Holidays can be one of the most difficult times for divorced parents in Clarksville as many may be left to spend them without their children. If you and your spouse are going through a divorce, you may wonder exactly what sort of custody or visitation rights you will be granted on special occasions. Many states set stipulations on exactly what holidays the children of divorced couples will spend with each parent. Fortunately, the state of Tennessee may leave that decision up to you.

According to the Tennessee’s Annotated Code, you and your ex-spouse are encouraged to submit a “residential schedule” that defines when your children will be in both yours and his or her custody. The law specifically states that your plan should include special custody provisions for special occasions such as:

  • Holidays
  • Birthdays
  • Vacations

How should you and your ex-spouse proceed with developing your own schedule? The first step should be to identify all federal and state holidays, and then determine how to share such dates between the two of you. Major holidays, such as Christmas, Easter or Thanksgiving should be viewed as days were custody should be shared, if possible.

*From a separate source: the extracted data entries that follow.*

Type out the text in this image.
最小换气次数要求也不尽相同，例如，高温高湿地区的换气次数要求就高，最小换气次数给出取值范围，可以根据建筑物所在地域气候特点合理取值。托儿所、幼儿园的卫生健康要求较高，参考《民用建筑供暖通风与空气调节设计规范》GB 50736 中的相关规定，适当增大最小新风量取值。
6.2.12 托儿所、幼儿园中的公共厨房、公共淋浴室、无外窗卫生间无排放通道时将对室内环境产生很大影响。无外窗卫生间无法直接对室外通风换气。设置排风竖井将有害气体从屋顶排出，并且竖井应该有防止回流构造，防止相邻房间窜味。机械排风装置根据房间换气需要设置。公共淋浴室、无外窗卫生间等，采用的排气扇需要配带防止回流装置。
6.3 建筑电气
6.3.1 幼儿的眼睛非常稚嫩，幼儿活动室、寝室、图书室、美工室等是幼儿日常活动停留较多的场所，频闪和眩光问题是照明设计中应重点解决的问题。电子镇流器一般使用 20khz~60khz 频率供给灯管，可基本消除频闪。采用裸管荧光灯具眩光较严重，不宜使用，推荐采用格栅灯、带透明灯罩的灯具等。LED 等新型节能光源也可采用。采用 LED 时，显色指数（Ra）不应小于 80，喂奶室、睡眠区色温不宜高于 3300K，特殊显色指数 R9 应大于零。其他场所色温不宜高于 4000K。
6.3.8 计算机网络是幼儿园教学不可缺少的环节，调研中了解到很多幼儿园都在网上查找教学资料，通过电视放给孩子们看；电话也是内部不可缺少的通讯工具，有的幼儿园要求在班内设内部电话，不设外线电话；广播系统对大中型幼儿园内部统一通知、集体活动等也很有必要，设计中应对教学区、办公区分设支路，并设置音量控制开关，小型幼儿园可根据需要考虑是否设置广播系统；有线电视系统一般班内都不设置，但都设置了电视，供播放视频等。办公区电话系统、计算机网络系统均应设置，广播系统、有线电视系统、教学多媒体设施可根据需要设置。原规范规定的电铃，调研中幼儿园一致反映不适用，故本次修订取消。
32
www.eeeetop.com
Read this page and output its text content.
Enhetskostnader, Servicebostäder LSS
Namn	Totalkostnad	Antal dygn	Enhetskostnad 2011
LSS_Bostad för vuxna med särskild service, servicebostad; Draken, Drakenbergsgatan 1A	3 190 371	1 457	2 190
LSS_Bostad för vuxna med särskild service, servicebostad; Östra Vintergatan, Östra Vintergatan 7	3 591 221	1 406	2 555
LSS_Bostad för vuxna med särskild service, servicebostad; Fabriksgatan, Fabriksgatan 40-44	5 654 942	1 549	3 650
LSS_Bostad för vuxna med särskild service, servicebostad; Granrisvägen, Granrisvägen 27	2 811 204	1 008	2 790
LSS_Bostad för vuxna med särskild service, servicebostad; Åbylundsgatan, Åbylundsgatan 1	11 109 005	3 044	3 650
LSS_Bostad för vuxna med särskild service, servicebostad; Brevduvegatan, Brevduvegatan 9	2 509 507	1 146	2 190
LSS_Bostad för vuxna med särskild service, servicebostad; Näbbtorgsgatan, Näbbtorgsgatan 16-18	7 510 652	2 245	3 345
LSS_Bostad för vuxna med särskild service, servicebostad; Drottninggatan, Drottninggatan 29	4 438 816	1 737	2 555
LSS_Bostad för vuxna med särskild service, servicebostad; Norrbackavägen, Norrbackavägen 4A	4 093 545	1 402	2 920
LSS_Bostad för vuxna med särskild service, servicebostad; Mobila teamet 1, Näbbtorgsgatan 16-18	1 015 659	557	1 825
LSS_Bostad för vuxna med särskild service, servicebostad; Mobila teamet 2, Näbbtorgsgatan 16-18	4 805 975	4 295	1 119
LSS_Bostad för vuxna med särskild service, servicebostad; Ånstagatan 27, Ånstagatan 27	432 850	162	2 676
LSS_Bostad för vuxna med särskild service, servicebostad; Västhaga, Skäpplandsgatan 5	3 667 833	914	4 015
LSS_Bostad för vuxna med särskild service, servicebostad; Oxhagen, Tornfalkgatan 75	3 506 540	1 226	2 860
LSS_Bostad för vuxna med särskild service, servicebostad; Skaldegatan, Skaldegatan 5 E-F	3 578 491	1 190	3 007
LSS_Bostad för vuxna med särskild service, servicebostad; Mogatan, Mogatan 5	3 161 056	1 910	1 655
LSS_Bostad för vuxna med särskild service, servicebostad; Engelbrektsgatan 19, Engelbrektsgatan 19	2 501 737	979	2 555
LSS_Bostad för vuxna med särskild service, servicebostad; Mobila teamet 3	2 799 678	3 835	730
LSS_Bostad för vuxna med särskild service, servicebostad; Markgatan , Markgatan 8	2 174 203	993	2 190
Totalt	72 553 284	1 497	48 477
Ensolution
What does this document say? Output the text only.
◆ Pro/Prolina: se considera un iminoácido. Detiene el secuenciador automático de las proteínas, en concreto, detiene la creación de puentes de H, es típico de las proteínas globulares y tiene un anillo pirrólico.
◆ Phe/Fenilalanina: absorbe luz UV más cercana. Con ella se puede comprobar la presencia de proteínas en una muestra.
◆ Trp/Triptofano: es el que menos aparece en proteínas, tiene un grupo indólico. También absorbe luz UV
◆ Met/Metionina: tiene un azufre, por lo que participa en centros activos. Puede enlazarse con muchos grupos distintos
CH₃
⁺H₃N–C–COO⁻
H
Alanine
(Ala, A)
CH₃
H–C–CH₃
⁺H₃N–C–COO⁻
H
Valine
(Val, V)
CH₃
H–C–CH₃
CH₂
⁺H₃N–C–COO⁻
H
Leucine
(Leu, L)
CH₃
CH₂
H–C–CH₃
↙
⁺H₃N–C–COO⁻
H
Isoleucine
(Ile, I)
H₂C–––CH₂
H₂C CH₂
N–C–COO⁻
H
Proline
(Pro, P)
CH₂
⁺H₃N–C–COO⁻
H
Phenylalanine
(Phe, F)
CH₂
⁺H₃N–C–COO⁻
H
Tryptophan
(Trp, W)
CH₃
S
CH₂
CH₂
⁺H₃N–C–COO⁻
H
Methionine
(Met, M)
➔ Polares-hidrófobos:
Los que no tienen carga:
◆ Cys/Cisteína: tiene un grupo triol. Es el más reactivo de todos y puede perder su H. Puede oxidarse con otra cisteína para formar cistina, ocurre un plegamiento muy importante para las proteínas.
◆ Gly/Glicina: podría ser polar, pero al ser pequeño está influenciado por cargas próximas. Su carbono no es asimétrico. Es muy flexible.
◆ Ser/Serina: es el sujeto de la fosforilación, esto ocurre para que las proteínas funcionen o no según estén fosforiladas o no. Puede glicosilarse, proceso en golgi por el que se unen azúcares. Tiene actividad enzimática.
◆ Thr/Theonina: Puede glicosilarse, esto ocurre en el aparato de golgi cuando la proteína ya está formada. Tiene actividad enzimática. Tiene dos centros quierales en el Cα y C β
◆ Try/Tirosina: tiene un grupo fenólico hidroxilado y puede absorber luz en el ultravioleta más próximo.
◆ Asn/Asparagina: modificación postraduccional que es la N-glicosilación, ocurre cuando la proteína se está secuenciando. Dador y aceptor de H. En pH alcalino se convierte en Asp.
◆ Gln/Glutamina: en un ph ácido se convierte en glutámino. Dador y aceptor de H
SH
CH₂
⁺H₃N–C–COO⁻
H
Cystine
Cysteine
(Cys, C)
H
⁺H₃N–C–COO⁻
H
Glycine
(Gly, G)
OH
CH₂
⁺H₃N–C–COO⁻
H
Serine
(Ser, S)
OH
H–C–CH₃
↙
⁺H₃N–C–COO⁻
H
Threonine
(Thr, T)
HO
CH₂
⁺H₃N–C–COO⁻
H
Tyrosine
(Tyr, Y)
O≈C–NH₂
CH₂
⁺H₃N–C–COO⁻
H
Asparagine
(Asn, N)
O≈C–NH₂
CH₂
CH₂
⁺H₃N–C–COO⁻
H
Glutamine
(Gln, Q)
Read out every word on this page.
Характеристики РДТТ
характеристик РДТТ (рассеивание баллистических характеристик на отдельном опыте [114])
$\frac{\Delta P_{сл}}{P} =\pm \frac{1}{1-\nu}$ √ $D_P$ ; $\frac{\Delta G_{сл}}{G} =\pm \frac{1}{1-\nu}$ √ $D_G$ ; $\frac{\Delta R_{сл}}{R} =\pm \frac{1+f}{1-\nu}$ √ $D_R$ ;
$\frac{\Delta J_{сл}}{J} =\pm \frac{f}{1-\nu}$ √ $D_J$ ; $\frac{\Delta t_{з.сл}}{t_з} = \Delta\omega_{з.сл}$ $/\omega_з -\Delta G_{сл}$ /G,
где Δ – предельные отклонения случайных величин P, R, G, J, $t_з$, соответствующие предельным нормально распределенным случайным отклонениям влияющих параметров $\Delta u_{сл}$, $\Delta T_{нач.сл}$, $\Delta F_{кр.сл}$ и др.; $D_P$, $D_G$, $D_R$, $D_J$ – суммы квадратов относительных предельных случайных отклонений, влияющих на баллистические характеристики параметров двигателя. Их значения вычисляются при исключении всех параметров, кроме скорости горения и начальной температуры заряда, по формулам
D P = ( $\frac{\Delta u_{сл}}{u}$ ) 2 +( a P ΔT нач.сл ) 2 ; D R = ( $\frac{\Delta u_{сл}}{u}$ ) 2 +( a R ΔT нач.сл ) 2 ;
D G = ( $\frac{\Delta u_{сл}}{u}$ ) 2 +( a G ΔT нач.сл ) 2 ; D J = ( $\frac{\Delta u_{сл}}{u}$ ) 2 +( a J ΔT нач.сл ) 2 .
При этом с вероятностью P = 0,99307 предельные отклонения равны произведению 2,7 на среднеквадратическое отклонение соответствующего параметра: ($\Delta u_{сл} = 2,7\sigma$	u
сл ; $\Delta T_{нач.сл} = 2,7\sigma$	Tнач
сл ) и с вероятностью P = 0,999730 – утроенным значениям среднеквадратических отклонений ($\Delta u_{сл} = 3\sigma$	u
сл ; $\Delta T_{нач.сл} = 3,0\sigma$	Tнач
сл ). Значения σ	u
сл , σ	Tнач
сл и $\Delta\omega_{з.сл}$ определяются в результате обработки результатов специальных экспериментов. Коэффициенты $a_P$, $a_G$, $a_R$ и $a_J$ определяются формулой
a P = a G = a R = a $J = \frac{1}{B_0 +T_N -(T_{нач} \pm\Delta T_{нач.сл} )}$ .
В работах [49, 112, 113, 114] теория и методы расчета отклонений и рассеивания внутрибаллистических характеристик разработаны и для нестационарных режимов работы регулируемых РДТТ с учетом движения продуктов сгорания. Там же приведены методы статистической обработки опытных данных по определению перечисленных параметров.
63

Like major holidays, birthdays are another event that should be shared amongst the two of you. Plans should also be made to allow your children to attend birthday celebrations for extended family members on both sides.

After determining how holidays and birthdays should be handled, the final step in your planning is to account for school breaks. Added custody time should be extended to both of you during summer break to allow for vacations. Breaks during the school year, such as spring break or teacher planning days, may offer an excellent chance for both of you to enjoy additional time on top of your normal custody routine.